そいつ何故かあとずさりして、アーケード街を猛ダッシュ!

まあ、ね。

顔と体型がかなりヤバい連中揃いだったから、相当ビビったんだろう。

俺だってビビったぐらいだからさ。

でもさー。

最強のコスプレ嬢達が、それを許す訳がねー。


「ちょ、てめー!」


「待ちなさいって!!」


「謝れ、このオタク野郎がぁっ!」


って叫んだかと思うと。

もの凄い勢いでそいつを追っかけたもんだから。

あとに残されたのは、大量のキーホルダーをぶち撒かした女の子。

相手が相手だったもんで、かなりの勢いで弾き飛ばされて。

広い歩道の真ん中まで散らばっちゃったんだ。



「すみません、すみません…」


なんて小声で言いながら、彼女、一生懸命拾い集めてるけど。

だーれも、見向きしないんでやんの。

そーゆーとこ、結構冷たいんだよね、札幌のヒトって。

所詮都会だからなぁ。

で。

俺と富樫は、目を見合わせた訳。


「…どーする?」富樫は、メンドーなことは嫌いなタチ。
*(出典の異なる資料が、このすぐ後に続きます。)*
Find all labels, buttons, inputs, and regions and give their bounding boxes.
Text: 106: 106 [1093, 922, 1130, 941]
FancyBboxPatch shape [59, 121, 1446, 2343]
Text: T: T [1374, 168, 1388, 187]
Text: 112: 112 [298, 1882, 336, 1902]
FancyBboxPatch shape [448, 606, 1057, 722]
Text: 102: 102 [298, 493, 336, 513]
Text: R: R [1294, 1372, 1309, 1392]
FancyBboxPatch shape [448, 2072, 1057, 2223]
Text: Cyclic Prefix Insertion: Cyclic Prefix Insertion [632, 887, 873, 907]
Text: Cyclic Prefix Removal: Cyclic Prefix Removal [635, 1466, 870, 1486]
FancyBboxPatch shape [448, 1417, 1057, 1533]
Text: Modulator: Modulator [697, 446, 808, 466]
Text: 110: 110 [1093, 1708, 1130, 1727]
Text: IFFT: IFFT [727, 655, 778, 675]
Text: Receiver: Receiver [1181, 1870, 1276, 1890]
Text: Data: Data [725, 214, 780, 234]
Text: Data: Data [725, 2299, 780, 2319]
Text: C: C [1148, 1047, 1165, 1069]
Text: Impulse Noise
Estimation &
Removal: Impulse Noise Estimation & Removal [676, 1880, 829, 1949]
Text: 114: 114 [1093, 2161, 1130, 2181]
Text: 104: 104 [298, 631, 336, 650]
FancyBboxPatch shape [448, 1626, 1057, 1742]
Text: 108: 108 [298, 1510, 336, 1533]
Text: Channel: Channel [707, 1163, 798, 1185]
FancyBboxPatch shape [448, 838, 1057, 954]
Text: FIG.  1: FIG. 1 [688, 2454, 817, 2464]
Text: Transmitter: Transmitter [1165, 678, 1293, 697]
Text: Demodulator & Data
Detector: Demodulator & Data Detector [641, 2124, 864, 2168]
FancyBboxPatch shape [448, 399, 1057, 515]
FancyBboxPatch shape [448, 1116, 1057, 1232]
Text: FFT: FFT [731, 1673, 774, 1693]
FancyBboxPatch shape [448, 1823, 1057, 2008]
「ほっといても大丈夫だよね?」


「何言ってんだ。手伝うべ! 男として」


「だよな。手伝うよな普通?」


「…てか、お前どんだけ変わり身はえーの?」



と、結局ゴーインに手伝わして。

さっさとキーホルダー拾いに明け暮れた。

彼女、長めの金髪カツラかぶってるもんだから。

顔までは、はっきりと判んなかったけど。

フリルやらレースやらついた黒い服から覗く手足が、びっくりするぐらい細っこくて。

誰かに踏まれたら、ぽきんって折れちゃいそうな感じだった。

てか、あるじゃん?

見た目というか、雰囲気というか。

スタイルだけですでに、可愛いオーラ発してる子って。

まさにそんなタイプの子だったんだけど。

俺、それほどディープなオタクじゃなかったし。

こういう子と付き合ったら、ちょい大変かもなんて思ってた。


だってさ。

富樫の元カノとか、大塚の今カノもそうなんだけど。

アニオタだったらもう大変。

一日中、らきすたやらハヤテやらひぐらしやらの話熱く語られて。

プラス。

やおい萌えの腐女子だった日には、目も当てられねー。

そんなんで。

その時はホント下心抜きで、純粋に手伝ってた。

女の子一人でこんな量買うの半端ねーとか思いながらも。




で、全部拾い終わってから。

俺と富樫は、ゴスロリっ娘にそれ全部手渡して。

揃ってるか確認してっていちおー言ってみた。


「あ、はい。大丈夫です。ありがとうございました」


なんて言いながら、ぴょこんって頭下げられた日には。

こりゃもう腐女子でも何でもいっかーなんて妄想がアタマ掠めていったんだけど。

そこはほら、ヘタレな乙女座Bだから。

いや、こんな可愛い子が彼氏いねーとかありえねーって判断して。

例えいなくても、俺となんか絶対ありえねーって解釈したんで。


「じゃ、そーゆーことで…」


なーんつってカッコよく別れる筈が。

長い前髪の下から見えるちっちゃな唇が、すっげー可憐で。

それに見とれてた俺、前から来たおっさんにがっつりぶつかった。

いや、それがでけーでけー。

アレックス・ルイ・アームストロング少佐も真っ青って感じ。

しかも見るからに、関西からの観光客。

背後にいるおばさんも、真っ赤やら真っ金色やら。

あんなド派手な服、道民はまず着ねーもん。


「何処見て歩いとんじゃー! ボケー!」


って。

そのおっさんに、すっげー勢いで怒鳴られて。

俺と富樫、文字通り飛び上がったさ。


「すいません! すいません!」


って叫びながら、ソッコー逃げた。

あ?

カッコ悪いって?

だよね。

実は俺もそう思う。

だから、二度と振り返れなかったの。

ゴスロリっ娘の方。

恥ずかしくて。

みっともなくて。

そりゃそうでしょ?

振り返れないっしょ?

無理ですから、このシチュエーション。

何処までお笑い系なんですか、俺。





そんなんで。

俺の記憶からは、その辺が見事にデリートされてたって訳。

せっかくいい感じでクリア出来そうだったのに、最後に痛恨のミスって感じだったから。

多分、思い出したくなかったんだろーし。

思い出すこともなかったと思う。

まゆちゃんに、そのこと言われるまでは。